Divisés sur Vaillancourt

Lorsqu'on leur demande comment ils évaluent le travail de leur ancien maire, 38% des gens croient qu'il a fait du bon travail alors que 39% affirment le contraire et 15% ne savent pas.

Un résultat mitigé qui n'étonne pas la candidate à la mairie Claire Le Bel.

«Il y avait quelque chose de confortable avec Gilles Vaillancourt: les taxes étaient stables, le déneigement était correct. Il ne faut pas jeter le bébé avec l'eau du bain : il y avait des choses correctes qui étaient faites. Au quotidien, les citoyens trouvaient que ça allait bien», explique celle qui a été conseillère dans l'équipe de Gilles Vaillancourt.

Une majorité ne pardonne pas

Les électeurs de Laval ont beau ne pas s'entendre sur la qualité du travail de l'ancien chef du Parti PRO des Lavallois, lorsqu'on leur demande leur opinion sur les accusations de gangstérisme et de corruption qui pèsent sur l'ex-maire Vaillancourt, les résultats sont très clairs.
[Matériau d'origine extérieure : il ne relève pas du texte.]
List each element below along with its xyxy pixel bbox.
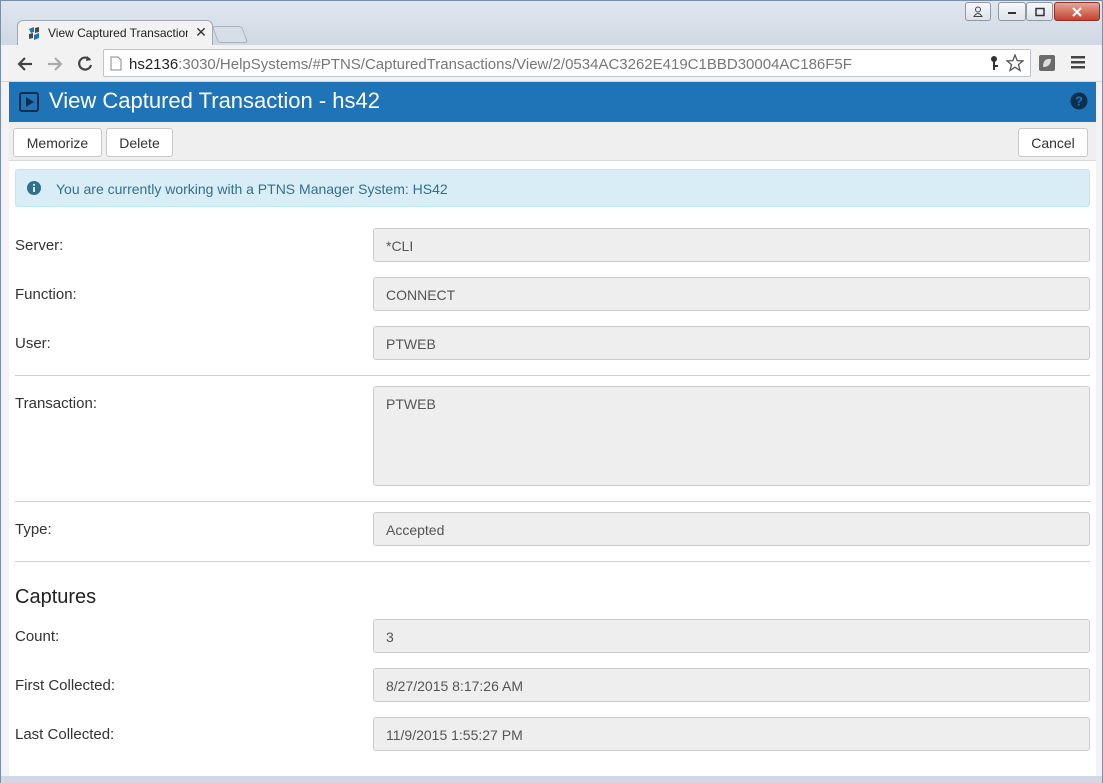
browser-tab[interactable]: View Captured Transaction ✕ — [17, 20, 213, 46]
user-field: PTWEB — [373, 326, 1090, 360]
maximize-icon — [1034, 7, 1045, 16]
address-bar[interactable]: hs2136:3030/HelpSystems/#PTNS/CapturedTr… — [103, 49, 1031, 77]
alert-message: You are currently working with a PTNS Ma… — [56, 181, 448, 197]
type-label: Type: — [15, 521, 52, 538]
view-play-icon — [19, 92, 39, 112]
last-collected-label: Last Collected: — [15, 726, 115, 743]
type-value: Accepted — [386, 522, 445, 538]
minimize-icon — [1008, 11, 1016, 14]
hamburger-menu-icon[interactable] — [1071, 56, 1085, 69]
user-icon — [973, 6, 983, 17]
browser-window: View Captured Transaction ✕ hs2136:3030/… — [0, 0, 1103, 783]
count-field: 3 — [373, 619, 1090, 653]
first-collected-field: 8/27/2015 8:17:26 AM — [373, 668, 1090, 702]
divider — [15, 561, 1090, 562]
close-icon — [1072, 6, 1082, 17]
function-field: CONNECT — [373, 277, 1090, 311]
new-tab-button[interactable] — [211, 26, 249, 43]
reload-icon[interactable] — [75, 54, 95, 74]
info-alert: You are currently working with a PTNS Ma… — [15, 169, 1090, 207]
function-label: Function: — [15, 286, 77, 303]
close-window-button[interactable] — [1054, 2, 1100, 21]
user-value: PTWEB — [386, 336, 436, 352]
memorize-button[interactable]: Memorize — [13, 128, 102, 157]
browser-toolbar: hs2136:3030/HelpSystems/#PTNS/CapturedTr… — [1, 45, 1102, 82]
transaction-field: PTWEB — [373, 386, 1090, 486]
divider — [15, 501, 1090, 502]
server-value: *CLI — [386, 238, 414, 254]
function-value: CONNECT — [386, 287, 456, 303]
window-frame-bottom — [1, 776, 1102, 783]
transaction-label: Transaction: — [15, 395, 97, 412]
key-icon[interactable] — [988, 55, 1000, 71]
server-field: *CLI — [373, 228, 1090, 262]
user-profile-button[interactable] — [965, 2, 991, 21]
helpsystems-icon — [29, 27, 39, 40]
forward-arrow-icon[interactable] — [45, 54, 65, 74]
svg-text:?: ? — [1075, 94, 1083, 109]
title-bar: View Captured Transaction ✕ — [1, 1, 1102, 46]
user-label: User: — [15, 335, 51, 352]
info-icon — [27, 181, 41, 195]
last-collected-value: 11/9/2015 1:55:27 PM — [386, 727, 523, 743]
cancel-button[interactable]: Cancel — [1018, 128, 1088, 157]
first-collected-value: 8/27/2015 8:17:26 AM — [386, 678, 523, 694]
transaction-value: PTWEB — [386, 396, 436, 412]
count-value: 3 — [386, 629, 394, 645]
maximize-button[interactable] — [1026, 2, 1053, 21]
divider — [15, 375, 1090, 376]
tab-title: View Captured Transaction — [48, 26, 188, 40]
last-collected-field: 11/9/2015 1:55:27 PM — [373, 717, 1090, 751]
server-label: Server: — [15, 237, 64, 254]
minimize-button[interactable] — [998, 2, 1026, 21]
app-header: View Captured Transaction - hs42 ? — [9, 82, 1096, 122]
page-icon — [110, 56, 122, 71]
first-collected-label: First Collected: — [15, 677, 116, 694]
help-icon[interactable]: ? — [1070, 92, 1088, 110]
type-field: Accepted — [373, 512, 1090, 546]
extension-icon[interactable] — [1038, 54, 1056, 72]
form-content: You are currently working with a PTNS Ma… — [9, 161, 1096, 776]
url-text: hs2136:3030/HelpSystems/#PTNS/CapturedTr… — [129, 56, 852, 73]
tab-close-icon[interactable]: ✕ — [194, 24, 208, 41]
page-title: View Captured Transaction - hs42 — [49, 88, 380, 113]
captures-heading: Captures — [15, 586, 97, 608]
bookmark-star-icon[interactable] — [1006, 54, 1024, 72]
delete-button[interactable]: Delete — [106, 128, 173, 157]
count-label: Count: — [15, 628, 60, 645]
back-arrow-icon[interactable] — [15, 54, 35, 74]
action-bar: Memorize Delete Cancel — [9, 122, 1096, 161]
Une nette majorité, soit 62%, croit que les accusations qui pèsent contre lui remettent en question sa contribution de plus de vingt ans à la ville de Laval.

«Oui, des gens croient qu'il a fait du bon travail, mais son héritage est entaché selon deux tiers des répondants qui croient que les accusations sont trop graves pour passer par-dessus», explique Sébastien Dallaire, Vice-président adjoint chez Léger.
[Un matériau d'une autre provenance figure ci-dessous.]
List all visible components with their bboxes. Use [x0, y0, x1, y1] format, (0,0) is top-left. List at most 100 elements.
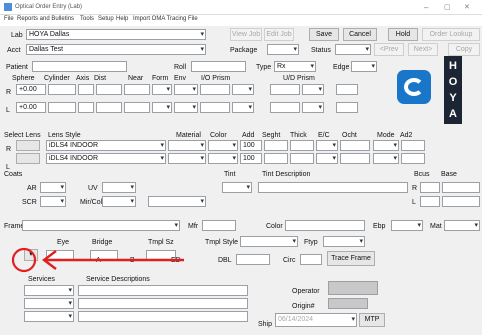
trace-frame-button[interactable]: Trace Frame [327, 251, 375, 266]
l-io-dir-select[interactable] [232, 102, 254, 113]
l-select-lens-button[interactable] [16, 153, 40, 164]
edit-job-button[interactable]: Edit Job [264, 28, 294, 41]
r-select-lens-button[interactable] [16, 140, 40, 151]
service-1-select[interactable] [24, 285, 74, 296]
l-cylinder-field[interactable] [48, 102, 76, 113]
l-lens-style-select[interactable]: iDLS4 INDOOR [46, 153, 166, 164]
r-lens-style-select[interactable]: iDLS4 INDOOR [46, 140, 166, 151]
order-lookup-button[interactable]: Order Lookup [422, 28, 480, 41]
ebp-select[interactable] [391, 220, 423, 231]
minimize-icon[interactable]: – [424, 3, 428, 12]
r-extra-field[interactable] [336, 84, 358, 95]
l-material-select[interactable] [168, 153, 206, 164]
r-base-field[interactable] [442, 182, 480, 193]
r-mode-select[interactable] [373, 140, 399, 151]
l-form-select[interactable] [152, 102, 172, 113]
prev-button[interactable]: <Prev [374, 43, 404, 56]
menu-import-oma[interactable]: Import OMA Tracing File [133, 16, 198, 22]
l-mode-select[interactable] [373, 153, 399, 164]
cancel-button[interactable]: Cancel [343, 28, 377, 41]
l-axis-field[interactable] [78, 102, 94, 113]
r-axis-field[interactable] [78, 84, 94, 95]
edge-select[interactable] [351, 61, 377, 72]
r-ocht-field[interactable] [340, 140, 370, 151]
uv-select[interactable] [102, 182, 136, 193]
l-add-field[interactable]: 100 [240, 153, 262, 164]
ftyp-select[interactable] [323, 236, 365, 247]
view-job-button[interactable]: View Job [230, 28, 262, 41]
l-seght-field[interactable] [264, 153, 288, 164]
l-sphere-field[interactable]: +0.00 [16, 102, 46, 113]
menu-tools[interactable]: Tools [80, 16, 94, 22]
patient-field[interactable] [32, 61, 127, 72]
l-io-prism-field[interactable] [200, 102, 230, 113]
l-ad2-field[interactable] [401, 153, 425, 164]
ar-select[interactable] [40, 182, 66, 193]
lab-select[interactable]: HOYA Dallas [26, 29, 206, 40]
circ-field[interactable] [300, 254, 322, 265]
r-dist-field[interactable] [96, 84, 122, 95]
l-thick-field[interactable] [290, 153, 314, 164]
r-cylinder-field[interactable] [48, 84, 76, 95]
coat-extra-select[interactable] [148, 196, 206, 207]
operator-select[interactable] [328, 281, 378, 295]
l-ud-dir-select[interactable] [302, 102, 324, 113]
next-button[interactable]: Next> [408, 43, 438, 56]
type-select[interactable]: Rx [274, 61, 316, 72]
r-env-select[interactable] [174, 84, 198, 95]
r-thick-field[interactable] [290, 140, 314, 151]
ship-date-picker[interactable]: 06/14/2024 [275, 313, 357, 327]
copy-button[interactable]: Copy [448, 43, 480, 56]
r-near-field[interactable] [124, 84, 150, 95]
origin-field[interactable] [328, 298, 368, 309]
r-seght-field[interactable] [264, 140, 288, 151]
r-ud-dir-select[interactable] [302, 84, 324, 95]
tint-desc-field[interactable] [258, 182, 408, 193]
r-ec-select[interactable] [316, 140, 338, 151]
save-button[interactable]: Save [309, 28, 339, 41]
l-bcus-field[interactable] [420, 196, 440, 207]
mfr-field[interactable] [202, 220, 236, 231]
mat-select[interactable] [444, 220, 480, 231]
r-io-dir-select[interactable] [232, 84, 254, 95]
menu-help[interactable]: Help [116, 16, 128, 22]
service-1-desc[interactable] [78, 285, 248, 296]
mtp-button[interactable]: MTP [359, 313, 385, 327]
close-icon[interactable]: ✕ [464, 3, 470, 12]
l-ud-prism-field[interactable] [270, 102, 300, 113]
service-2-desc[interactable] [78, 298, 248, 309]
r-bcus-field[interactable] [420, 182, 440, 193]
hold-button[interactable]: Hold [388, 28, 418, 41]
tint-select[interactable] [222, 182, 252, 193]
r-add-field[interactable]: 100 [240, 140, 262, 151]
r-form-select[interactable] [152, 84, 172, 95]
l-extra-field[interactable] [336, 102, 358, 113]
r-io-prism-field[interactable] [200, 84, 230, 95]
dbl-field[interactable] [236, 254, 270, 265]
menu-setup[interactable]: Setup [98, 16, 114, 22]
r-ad2-field[interactable] [401, 140, 425, 151]
l-near-field[interactable] [124, 102, 150, 113]
service-2-select[interactable] [24, 298, 74, 309]
r-material-select[interactable] [168, 140, 206, 151]
tmpl-style-select[interactable] [240, 236, 298, 247]
mir-col-select[interactable] [102, 196, 136, 207]
scr-select[interactable] [40, 196, 66, 207]
maximize-icon[interactable]: ▢ [444, 3, 451, 12]
l-base-field[interactable] [442, 196, 480, 207]
l-ec-select[interactable] [316, 153, 338, 164]
r-sphere-field[interactable]: +0.00 [16, 84, 46, 95]
package-select[interactable] [267, 44, 299, 55]
r-color-select[interactable] [208, 140, 238, 151]
menu-file[interactable]: File [4, 16, 14, 22]
l-ocht-field[interactable] [340, 153, 370, 164]
roll-field[interactable] [191, 61, 246, 72]
l-color-select[interactable] [208, 153, 238, 164]
service-3-select[interactable] [24, 311, 74, 322]
r-ud-prism-field[interactable] [270, 84, 300, 95]
l-env-select[interactable] [174, 102, 198, 113]
l-dist-field[interactable] [96, 102, 122, 113]
frame-color-field[interactable] [285, 220, 365, 231]
status-select[interactable] [335, 44, 371, 55]
acct-select[interactable]: Dallas Test [26, 44, 206, 55]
8% des votes pour Vaillancourt

Fait à noter, 27 % des Lavallois croient que malgré les accusations, Gilles Vaillancourt aura tout de même été un bon maire et 8% des électeurs auraient voté pour lui s'il avait été candidat à la mairie de Laval le 3 novembre prochain.

«Avec tout le temps qu'il a été en poste, il fera toujours partie de l'histoire de Laval, avec ses bons et mauvais côtés», croit Marc Demers, ex-policier enquêteur à la Police de Laval et candidat à la mairie.